Stanford Medicine Newsletter Updates For the Local Community

 

Back to the bedside

A renewed focus on the practice of physical exams

   

“What do you notice about this patient?” Abraham Verghese, MD, asked the four students as he nudged them closer to the bed. The patient, a 44-year-old woman, smoothed her blondish hair and adjusted her hospital gown to cover herself.

Well, her sclera (the whites of her eyes) look a bit yellow, one volunteered. Verghese, a professor of medicine, nodded. He gently picked up the patient’s hand and pointed to a curious pattern on her palm—islands of intense redness on a background of pale white skin. “That’s palmar erythema,” he said.

He helped a student locate a distinct raised and thickened tendon in the palm, a condition called Dupuytren’s contracture, which occurs in patients with liver disease. Next he noted that the patient’s pulse could be felt by holding the wrist as if trying to pull her up; the forceful beat is known as a “bounding” pulse, a sign of a wide pulse pressure that can occur with liver dysfunction.

These are common observations, Verghese said later, and though students may know about them in theory, they may not have observed them in practice.

The professor, with the patient’s permission, exposed the skin just under the collarbones, revealing red, star-shaped markings—spider angiomas fanning out like the threads of a spider web. The students leaned in to glimpse the unusual blood vessel patterns, which they had never seen before.

These and a host of other findings are classic signs of liver disease, said Verghese, the senior associate chair for the theory and practice of medicine.

“It would be unfortunate to use technology to tell us something that’s clear on the first blush,” he told the trainees. “That’s why this bedside practice is so useful. It helps us ask better questions of the tests we order.”

Bedside interactions

These weekly bedside teaching sessions are part of an effort by the Department of Medicine to resuscitate the vanishing art of the bedside exam. As doctors increasingly rely on imaging and other new technologies, they have strayed away from the practice of diagnosing disease on the basis of a physical exam.

What has been lost in the process, Verghese said, is not only the time-honored, meaningful ritual of the doctor–patient encounter, which can be therapeutic in itself, but critical information about the patient’s condition, which may be apparent days before a test (if ordered) reveals the same result.

Verghese, who considers the skilled exam a form of basic medical literacy, has made it his mission to revive the use of the physical exam nationwide. He credits Ralph Horwitz, MD, professor and chair of the Department of Medicine, who recruited him to Stanford three years ago, for giving momentum to the effort to help reshape the way medicine is practiced.

“We order tests so easily because, as my colleague [health economist] Alan Garber, MD, PhD, has said, our health care system feels like a ‘menu without prices’—we can order filet mignon every night.
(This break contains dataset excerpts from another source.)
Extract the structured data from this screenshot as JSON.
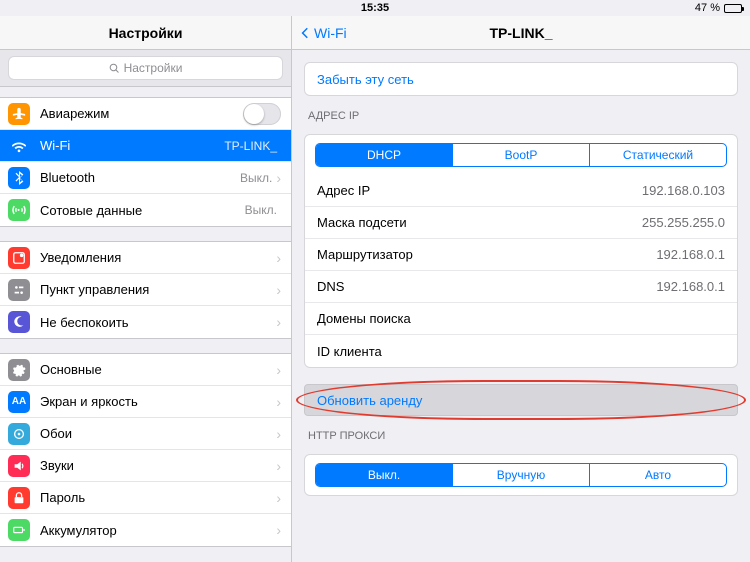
{
  "status": {
    "time": "15:35",
    "battery": "47 %"
  },
  "sidebar": {
    "title": "Настройки",
    "search_placeholder": "Настройки",
    "g1": {
      "airplane": "Авиарежим",
      "wifi": "Wi-Fi",
      "wifi_val": "TP-LINK_",
      "bt": "Bluetooth",
      "bt_val": "Выкл.",
      "cell": "Сотовые данные",
      "cell_val": "Выкл."
    },
    "g2": {
      "notif": "Уведомления",
      "cc": "Пункт управления",
      "dnd": "Не беспокоить"
    },
    "g3": {
      "gen": "Основные",
      "disp": "Экран и яркость",
      "wall": "Обои",
      "sound": "Звуки",
      "pass": "Пароль",
      "batt": "Аккумулятор"
    }
  },
  "detail": {
    "back": "Wi-Fi",
    "title": "TP-LINK_",
    "forget": "Забыть эту сеть",
    "ip_section": "АДРЕС IP",
    "seg_ip": {
      "dhcp": "DHCP",
      "bootp": "BootP",
      "static": "Статический"
    },
    "rows": {
      "ip_l": "Адрес IP",
      "ip_v": "192.168.0.103",
      "mask_l": "Маска подсети",
      "mask_v": "255.255.255.0",
      "router_l": "Маршрутизатор",
      "router_v": "192.168.0.1",
      "dns_l": "DNS",
      "dns_v": "192.168.0.1",
      "search_l": "Домены поиска",
      "search_v": "",
      "client_l": "ID клиента",
      "client_v": ""
    },
    "renew": "Обновить аренду",
    "proxy_section": "HTTP ПРОКСИ",
    "seg_proxy": {
      "off": "Выкл.",
      "manual": "Вручную",
      "auto": "Авто"
    }
  }
}
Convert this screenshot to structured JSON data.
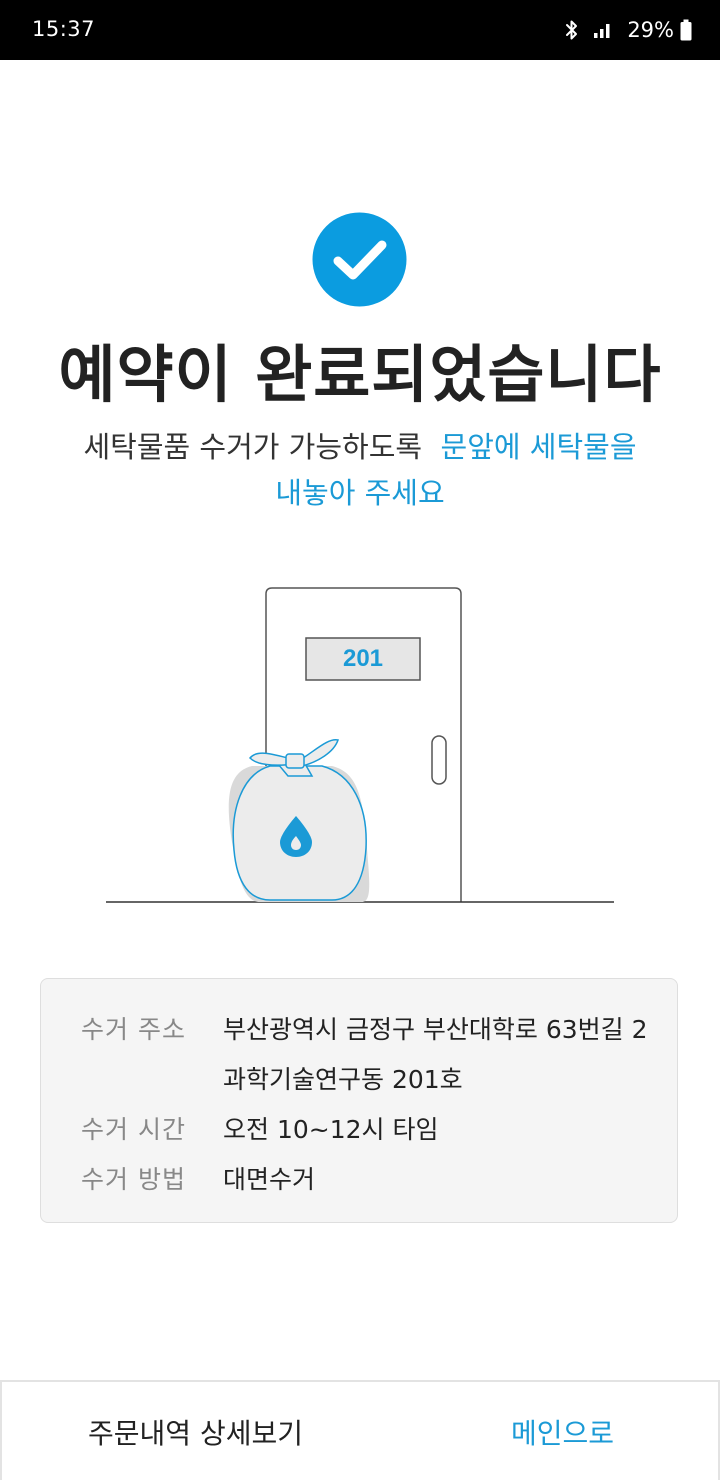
{
  "status_bar": {
    "time": "15:37",
    "battery_percent": "29%",
    "icons": [
      "bluetooth-icon",
      "signal-icon",
      "battery-icon"
    ]
  },
  "confirmation": {
    "icon": "check-circle-icon",
    "title": "예약이 완료되었습니다",
    "subtitle_plain": "세탁물품 수거가 가능하도록",
    "subtitle_highlight_1": "문앞에 세탁물을",
    "subtitle_highlight_2": "내놓아 주세요"
  },
  "illustration": {
    "room_number": "201",
    "bag_icon": "water-drop-icon"
  },
  "pickup_info": {
    "address_label": "수거 주소",
    "address_line1": "부산광역시 금정구 부산대학로 63번길 2",
    "address_line2": "과학기술연구동 201호",
    "time_label": "수거 시간",
    "time_value": "오전 10~12시 타임",
    "method_label": "수거 방법",
    "method_value": "대면수거"
  },
  "actions": {
    "detail_label": "주문내역 상세보기",
    "main_label": "메인으로"
  },
  "colors": {
    "accent": "#1b9ad6",
    "check": "#0b9ce0",
    "text": "#222222",
    "muted": "#888888",
    "card_bg": "#f5f5f5"
  }
}
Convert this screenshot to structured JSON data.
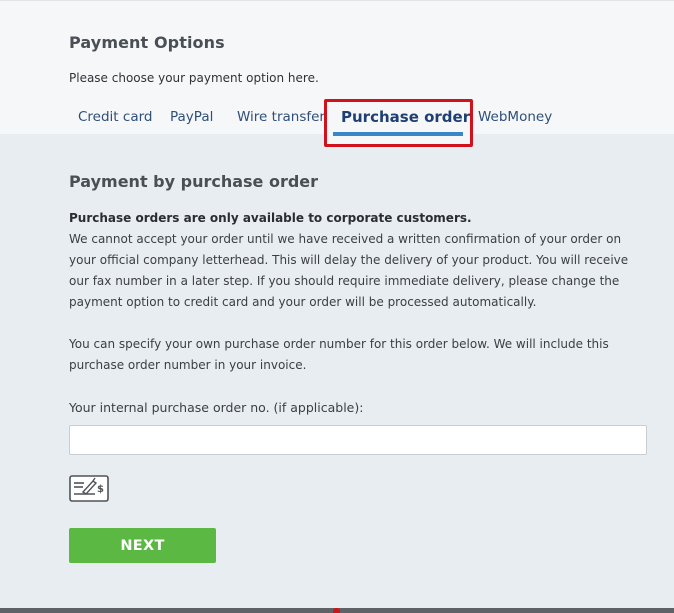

No one really stops to consider what a test costs or who is paying,” Verghese said. Reversing the trend is a daunting challenge, but he believes no effort is more important for medicine’s future.

“We make huge errors of oversight because certain conditions are staring us in the face—and we miss them,” he said.

Tools of the trade

After Verghese’s arrival at Stanford in 2007, he and Horwitz introduced the Stanford 25, an immensely popular “grand experiment” in which trainees in internal medicine receive focused instruction on 25 essential exam skills.

Each monthly session, part of the required curriculum, focuses on a single bedside diagnostic technique and what it can reveal. Sessions include examination of the thyroid, liver, spleen, neck veins, pupils, lungs and other organs.

Verghese uses real patients and standardized patients (actors) for some sessions, and occasionally students practice on each other. All trainees have been taught these techniques or know them in theory, he said, but the sessions emphasize hands-on practice.

Verghese also organized a national conference, the first Symposium on the Bedside Exam, at Stanford last fall, bringing together approximately 40 master clinicians from around the country who are interested in rejuvenating bedside skills.

Speaking nationally on the issue, he has struck a chord. More than 1,000 physician educators attended a talk on the bedside exam at the annual meeting of the Association of American Medical Colleges last November.

“I was mobbed by people wanting more details,” Verghese said. “The irony is that these skills have been around for at least a hundred years. The problem is that they have fallen into disuse.”